The findings of this study highlight the importance of targeted strength training and biomechanical adaptations to improve RE. Specifically, the significant relationships between muscle activation patterns and RE suggest that runners should emphasize strengthening key muscle groups such as the hamstrings and calf triceps. Increased strength in these muscles can enhance joint stability, optimize lower limb stiffness, and facilitate efficient energy transfer, thereby reducing metabolic costs during running. Additionally, our findings underscore the need for coaches to focus on improving swing-phase biomechanics. Excessive anterior-posterior or left-right motion during the swing phase was associated with poorer RE (Chen et al., 2024), suggesting that runners should be trained to minimize unnecessary movements to reduce additional muscle activation and energy expenditure. Moreover, the observed high inter-individual variability in muscle activation patterns among recreational runners highlights the need for personalized training interventions. Practitioners should consider factors such as an athlete's training background, neuromuscular coordination, and running experience when designing training programs. Neuromuscular training and gait retraining exercises may be particularly beneficial for recreational runners to reduce variability and improve efficiency.
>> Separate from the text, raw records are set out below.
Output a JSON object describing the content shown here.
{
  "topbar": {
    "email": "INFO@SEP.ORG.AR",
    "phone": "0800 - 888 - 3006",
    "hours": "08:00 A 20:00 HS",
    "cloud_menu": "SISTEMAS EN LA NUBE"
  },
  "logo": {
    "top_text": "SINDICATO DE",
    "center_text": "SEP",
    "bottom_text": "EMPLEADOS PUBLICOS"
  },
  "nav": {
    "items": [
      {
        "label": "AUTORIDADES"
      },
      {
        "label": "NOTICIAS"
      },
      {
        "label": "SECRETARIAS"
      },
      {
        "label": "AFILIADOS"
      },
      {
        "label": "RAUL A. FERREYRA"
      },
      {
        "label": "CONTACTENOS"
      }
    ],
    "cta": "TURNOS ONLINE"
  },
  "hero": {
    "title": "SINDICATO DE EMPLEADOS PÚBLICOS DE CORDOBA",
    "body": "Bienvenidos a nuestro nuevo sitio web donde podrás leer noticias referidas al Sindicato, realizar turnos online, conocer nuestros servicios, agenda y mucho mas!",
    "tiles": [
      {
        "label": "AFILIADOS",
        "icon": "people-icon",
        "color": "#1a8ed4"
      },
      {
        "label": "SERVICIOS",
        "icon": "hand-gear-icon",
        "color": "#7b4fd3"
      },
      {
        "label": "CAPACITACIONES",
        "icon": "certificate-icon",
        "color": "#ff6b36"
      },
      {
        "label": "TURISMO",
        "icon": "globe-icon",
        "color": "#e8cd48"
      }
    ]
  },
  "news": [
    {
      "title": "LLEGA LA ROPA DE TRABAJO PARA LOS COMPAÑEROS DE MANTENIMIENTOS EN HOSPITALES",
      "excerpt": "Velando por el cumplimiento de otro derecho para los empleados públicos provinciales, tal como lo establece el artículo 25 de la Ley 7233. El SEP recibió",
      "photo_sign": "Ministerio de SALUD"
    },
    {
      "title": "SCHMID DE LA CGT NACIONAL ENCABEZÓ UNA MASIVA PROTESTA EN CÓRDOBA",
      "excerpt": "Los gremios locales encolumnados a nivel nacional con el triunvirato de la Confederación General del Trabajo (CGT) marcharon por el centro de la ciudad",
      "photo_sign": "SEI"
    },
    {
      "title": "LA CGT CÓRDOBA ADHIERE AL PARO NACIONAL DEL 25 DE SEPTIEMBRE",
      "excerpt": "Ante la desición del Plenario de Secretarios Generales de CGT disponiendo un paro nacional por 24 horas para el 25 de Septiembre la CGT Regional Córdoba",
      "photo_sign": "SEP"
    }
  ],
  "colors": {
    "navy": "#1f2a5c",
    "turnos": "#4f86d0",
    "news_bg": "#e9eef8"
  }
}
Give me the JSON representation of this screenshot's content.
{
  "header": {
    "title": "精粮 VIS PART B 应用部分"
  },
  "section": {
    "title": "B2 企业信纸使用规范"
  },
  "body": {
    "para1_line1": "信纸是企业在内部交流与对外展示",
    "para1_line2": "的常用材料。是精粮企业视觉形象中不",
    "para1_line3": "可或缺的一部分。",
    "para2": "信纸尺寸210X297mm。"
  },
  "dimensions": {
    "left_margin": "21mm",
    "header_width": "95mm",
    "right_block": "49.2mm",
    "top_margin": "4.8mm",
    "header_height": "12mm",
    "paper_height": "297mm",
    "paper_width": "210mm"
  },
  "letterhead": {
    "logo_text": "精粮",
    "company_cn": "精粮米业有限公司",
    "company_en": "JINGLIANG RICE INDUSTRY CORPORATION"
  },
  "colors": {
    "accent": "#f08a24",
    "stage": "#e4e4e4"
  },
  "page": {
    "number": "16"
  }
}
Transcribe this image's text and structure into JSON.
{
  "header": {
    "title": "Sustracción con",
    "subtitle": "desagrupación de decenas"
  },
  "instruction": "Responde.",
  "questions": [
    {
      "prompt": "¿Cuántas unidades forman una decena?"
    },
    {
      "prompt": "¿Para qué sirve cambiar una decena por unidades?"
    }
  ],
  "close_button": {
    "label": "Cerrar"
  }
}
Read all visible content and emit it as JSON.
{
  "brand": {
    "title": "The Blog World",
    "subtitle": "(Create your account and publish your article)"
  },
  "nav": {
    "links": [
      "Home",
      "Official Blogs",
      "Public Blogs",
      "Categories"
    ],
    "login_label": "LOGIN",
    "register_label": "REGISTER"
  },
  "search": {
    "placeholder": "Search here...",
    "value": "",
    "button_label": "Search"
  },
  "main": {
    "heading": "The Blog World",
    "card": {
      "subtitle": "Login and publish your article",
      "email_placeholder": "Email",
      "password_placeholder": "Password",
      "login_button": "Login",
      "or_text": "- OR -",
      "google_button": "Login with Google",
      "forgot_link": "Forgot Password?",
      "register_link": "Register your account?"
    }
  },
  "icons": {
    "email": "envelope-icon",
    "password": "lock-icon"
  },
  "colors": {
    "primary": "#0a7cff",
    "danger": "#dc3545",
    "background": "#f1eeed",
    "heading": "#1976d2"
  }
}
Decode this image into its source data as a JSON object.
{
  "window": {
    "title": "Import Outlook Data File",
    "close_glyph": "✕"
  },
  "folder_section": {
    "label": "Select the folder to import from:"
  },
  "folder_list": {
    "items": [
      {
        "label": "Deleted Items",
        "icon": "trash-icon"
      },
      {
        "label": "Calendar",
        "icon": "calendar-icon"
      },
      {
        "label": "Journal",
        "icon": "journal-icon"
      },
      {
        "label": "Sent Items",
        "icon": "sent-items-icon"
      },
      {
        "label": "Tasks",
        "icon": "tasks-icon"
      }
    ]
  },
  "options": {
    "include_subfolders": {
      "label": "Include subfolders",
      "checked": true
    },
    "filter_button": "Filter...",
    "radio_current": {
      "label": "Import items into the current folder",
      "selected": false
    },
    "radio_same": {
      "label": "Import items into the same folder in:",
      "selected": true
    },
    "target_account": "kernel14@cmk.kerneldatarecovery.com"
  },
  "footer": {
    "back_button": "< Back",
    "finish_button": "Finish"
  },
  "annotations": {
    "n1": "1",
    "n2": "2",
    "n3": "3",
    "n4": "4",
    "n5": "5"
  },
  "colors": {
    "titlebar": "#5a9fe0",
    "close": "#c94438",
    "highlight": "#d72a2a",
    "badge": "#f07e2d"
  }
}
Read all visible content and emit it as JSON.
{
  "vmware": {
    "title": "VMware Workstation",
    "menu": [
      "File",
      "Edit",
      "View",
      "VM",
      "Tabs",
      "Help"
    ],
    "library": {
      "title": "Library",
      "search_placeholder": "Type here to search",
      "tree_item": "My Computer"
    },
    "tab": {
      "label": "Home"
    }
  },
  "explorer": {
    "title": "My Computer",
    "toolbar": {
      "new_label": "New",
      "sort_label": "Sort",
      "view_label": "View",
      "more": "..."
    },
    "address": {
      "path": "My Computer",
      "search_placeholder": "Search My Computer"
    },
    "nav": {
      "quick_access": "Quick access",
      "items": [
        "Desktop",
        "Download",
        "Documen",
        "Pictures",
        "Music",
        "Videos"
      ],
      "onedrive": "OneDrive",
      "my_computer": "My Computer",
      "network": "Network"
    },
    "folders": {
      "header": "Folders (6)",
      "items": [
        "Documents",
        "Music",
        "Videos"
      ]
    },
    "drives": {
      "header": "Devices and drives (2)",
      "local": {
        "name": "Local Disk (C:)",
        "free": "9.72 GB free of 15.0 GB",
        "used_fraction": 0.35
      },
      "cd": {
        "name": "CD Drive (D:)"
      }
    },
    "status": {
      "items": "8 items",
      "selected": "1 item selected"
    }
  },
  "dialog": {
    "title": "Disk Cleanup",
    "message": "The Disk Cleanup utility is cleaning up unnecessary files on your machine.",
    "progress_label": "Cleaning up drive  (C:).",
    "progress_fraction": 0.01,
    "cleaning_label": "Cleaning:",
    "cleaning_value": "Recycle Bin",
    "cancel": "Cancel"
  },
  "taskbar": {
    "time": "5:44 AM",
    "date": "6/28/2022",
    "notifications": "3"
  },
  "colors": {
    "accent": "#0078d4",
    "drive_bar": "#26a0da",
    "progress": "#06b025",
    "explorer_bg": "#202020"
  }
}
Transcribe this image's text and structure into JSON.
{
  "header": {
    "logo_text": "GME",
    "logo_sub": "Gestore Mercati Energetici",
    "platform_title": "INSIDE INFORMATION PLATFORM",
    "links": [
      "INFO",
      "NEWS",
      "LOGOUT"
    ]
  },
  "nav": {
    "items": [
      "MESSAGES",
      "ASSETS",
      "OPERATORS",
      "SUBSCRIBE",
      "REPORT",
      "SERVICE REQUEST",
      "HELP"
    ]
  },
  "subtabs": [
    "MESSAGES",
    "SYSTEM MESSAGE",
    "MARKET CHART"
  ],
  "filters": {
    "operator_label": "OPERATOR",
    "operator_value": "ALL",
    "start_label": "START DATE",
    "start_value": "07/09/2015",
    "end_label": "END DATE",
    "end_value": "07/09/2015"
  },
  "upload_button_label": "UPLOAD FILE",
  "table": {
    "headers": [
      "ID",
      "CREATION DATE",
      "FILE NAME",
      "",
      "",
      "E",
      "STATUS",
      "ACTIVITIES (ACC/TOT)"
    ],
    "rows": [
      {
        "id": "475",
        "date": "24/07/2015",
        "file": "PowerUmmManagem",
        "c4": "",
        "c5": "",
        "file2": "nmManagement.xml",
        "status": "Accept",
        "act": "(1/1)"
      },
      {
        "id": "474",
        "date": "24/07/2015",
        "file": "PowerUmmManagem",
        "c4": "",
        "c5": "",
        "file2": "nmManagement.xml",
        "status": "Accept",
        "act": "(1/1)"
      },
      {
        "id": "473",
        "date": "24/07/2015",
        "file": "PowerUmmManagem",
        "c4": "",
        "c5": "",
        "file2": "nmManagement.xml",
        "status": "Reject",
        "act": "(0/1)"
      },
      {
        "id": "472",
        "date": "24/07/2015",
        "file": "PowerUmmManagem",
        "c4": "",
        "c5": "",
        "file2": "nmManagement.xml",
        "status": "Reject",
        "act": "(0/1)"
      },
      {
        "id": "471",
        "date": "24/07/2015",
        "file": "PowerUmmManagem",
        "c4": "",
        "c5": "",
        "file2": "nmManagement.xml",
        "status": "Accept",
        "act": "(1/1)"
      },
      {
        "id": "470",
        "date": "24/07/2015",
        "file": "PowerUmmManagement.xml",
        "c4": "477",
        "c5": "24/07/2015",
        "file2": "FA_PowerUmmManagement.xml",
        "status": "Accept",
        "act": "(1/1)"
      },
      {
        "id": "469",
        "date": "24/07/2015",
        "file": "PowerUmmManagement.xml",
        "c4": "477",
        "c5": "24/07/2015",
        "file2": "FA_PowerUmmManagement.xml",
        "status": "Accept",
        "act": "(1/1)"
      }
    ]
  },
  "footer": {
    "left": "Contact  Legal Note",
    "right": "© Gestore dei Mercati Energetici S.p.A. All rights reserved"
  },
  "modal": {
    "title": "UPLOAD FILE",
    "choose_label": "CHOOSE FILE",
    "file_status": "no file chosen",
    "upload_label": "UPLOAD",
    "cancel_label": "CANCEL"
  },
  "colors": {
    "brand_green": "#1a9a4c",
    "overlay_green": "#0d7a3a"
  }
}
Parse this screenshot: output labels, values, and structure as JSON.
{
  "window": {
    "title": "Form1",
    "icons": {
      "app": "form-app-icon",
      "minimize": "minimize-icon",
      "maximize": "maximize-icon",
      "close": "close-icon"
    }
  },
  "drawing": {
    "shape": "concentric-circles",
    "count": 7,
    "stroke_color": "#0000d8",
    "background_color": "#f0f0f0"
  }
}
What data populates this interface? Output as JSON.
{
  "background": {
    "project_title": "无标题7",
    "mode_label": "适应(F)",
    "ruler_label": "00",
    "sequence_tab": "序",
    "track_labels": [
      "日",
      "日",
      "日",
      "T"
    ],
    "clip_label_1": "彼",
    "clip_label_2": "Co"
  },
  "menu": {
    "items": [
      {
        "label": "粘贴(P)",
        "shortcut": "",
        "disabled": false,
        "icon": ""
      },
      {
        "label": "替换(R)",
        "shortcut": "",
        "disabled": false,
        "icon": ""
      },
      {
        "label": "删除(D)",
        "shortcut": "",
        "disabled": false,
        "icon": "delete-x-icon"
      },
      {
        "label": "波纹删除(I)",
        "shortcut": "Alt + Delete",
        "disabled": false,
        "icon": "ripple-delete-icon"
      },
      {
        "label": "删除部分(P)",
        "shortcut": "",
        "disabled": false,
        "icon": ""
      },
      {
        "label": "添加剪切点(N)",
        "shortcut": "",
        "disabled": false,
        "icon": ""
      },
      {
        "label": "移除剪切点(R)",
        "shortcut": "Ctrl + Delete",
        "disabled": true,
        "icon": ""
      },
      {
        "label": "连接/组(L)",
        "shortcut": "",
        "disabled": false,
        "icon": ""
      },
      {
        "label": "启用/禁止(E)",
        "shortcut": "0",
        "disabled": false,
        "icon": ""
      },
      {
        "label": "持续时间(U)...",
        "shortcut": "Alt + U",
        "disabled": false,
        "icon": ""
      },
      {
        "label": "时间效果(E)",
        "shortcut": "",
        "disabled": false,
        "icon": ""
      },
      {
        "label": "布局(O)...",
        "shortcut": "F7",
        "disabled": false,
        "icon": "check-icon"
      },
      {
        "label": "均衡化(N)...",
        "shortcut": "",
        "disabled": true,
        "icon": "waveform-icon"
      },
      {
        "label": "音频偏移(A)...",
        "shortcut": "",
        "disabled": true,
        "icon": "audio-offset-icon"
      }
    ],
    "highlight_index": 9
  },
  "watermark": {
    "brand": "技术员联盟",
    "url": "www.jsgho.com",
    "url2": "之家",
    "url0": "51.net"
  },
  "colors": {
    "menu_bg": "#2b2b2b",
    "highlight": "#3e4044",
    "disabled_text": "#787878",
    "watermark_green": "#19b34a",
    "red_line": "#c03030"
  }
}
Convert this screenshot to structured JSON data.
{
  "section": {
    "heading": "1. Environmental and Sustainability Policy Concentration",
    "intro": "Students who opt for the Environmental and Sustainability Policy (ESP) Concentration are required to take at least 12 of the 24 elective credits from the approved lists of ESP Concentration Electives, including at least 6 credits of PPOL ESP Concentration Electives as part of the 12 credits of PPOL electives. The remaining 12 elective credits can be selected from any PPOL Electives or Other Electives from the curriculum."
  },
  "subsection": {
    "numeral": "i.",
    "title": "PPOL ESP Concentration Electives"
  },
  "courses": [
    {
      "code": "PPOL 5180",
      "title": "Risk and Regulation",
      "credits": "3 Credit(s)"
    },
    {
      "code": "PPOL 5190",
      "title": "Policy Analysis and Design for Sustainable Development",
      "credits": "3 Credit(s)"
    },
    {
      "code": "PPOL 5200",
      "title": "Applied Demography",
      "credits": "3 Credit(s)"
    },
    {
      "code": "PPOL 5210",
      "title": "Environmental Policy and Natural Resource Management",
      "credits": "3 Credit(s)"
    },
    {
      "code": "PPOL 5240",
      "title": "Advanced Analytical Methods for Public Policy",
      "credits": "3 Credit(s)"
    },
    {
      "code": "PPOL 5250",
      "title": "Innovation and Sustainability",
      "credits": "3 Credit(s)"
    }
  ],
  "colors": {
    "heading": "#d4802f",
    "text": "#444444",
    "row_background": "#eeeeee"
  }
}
This study has certain limitations that should be acknowledged. First, the present findings suggest that muscle activation characteristics can serve as a reference index for explaining RE in male recreational runners. However, it is still to be determined whether these findings apply to high-level runners and female runners. Second, although the test speed (10 km•h−1) represented the habitual training pace for most recreational runners, it may not fully capture the variability in RE across different running speeds. Runners are known to exhibit differences in muscle activation patterns and biomechanical efficiency. By focusing on a single speed, this study may have overlooked speed-specific adaptations and their impact on RE, particularly in runners with varying levels of proficiency. Future studies should incorporate multiple running speeds to explore how RE and muscle activation vary across speeds, providing valuable insights into individualized training interventions and optimized performance. Additionally, habitual running styles should be thoroughly considered. Van der Meulen et al. (2024) demonstrated that recreational runners with a higher duty factor (DF) experience lower external and internal loading, which may influence muscle activation patterns and, consequently, energy expenditure efficiency. This finding suggests that future research should further explore the effects of different running habits on muscle activation patterns and RE in different populations. Finally, longitudinal studies focusing on the long-term effects of targeted interventions, such as strength training for specific muscle groups (e.g., hamstrings and calf muscles) and technical optimization, are recommended to evaluate their sustained impact on performance.
Conclusions
In conclusion, the degree of lower limb muscle activation during different phases of running affected oxygen uptake and, consequently, RE. Higher lower limb muscle activation, particularly of the calf triceps, was associated with less oxygen uptake during the propulsion phase. During the swing phase, the synergistic effect of the high activation of the posterior thigh muscles (GM, BF) and the lower activation of the anterior thigh muscles (quadriceps) was associated with better RE. Unfortunately, we did not find a significant correlation using time-series (SnPM) analysis. These findings deepen our understanding of running biomechanical adaptations and provide valuable insights for training interventions. Future research should comprehensively consider running speed, runner population characteristics, and training intervention factors to more thoroughly investigate the relationship between muscle activation patterns and RE. Additionally, other key variables, such as energy expenditure, biomechanical variables, and psychological states, should be evaluated to provide more precise guidance for optimizing running performance.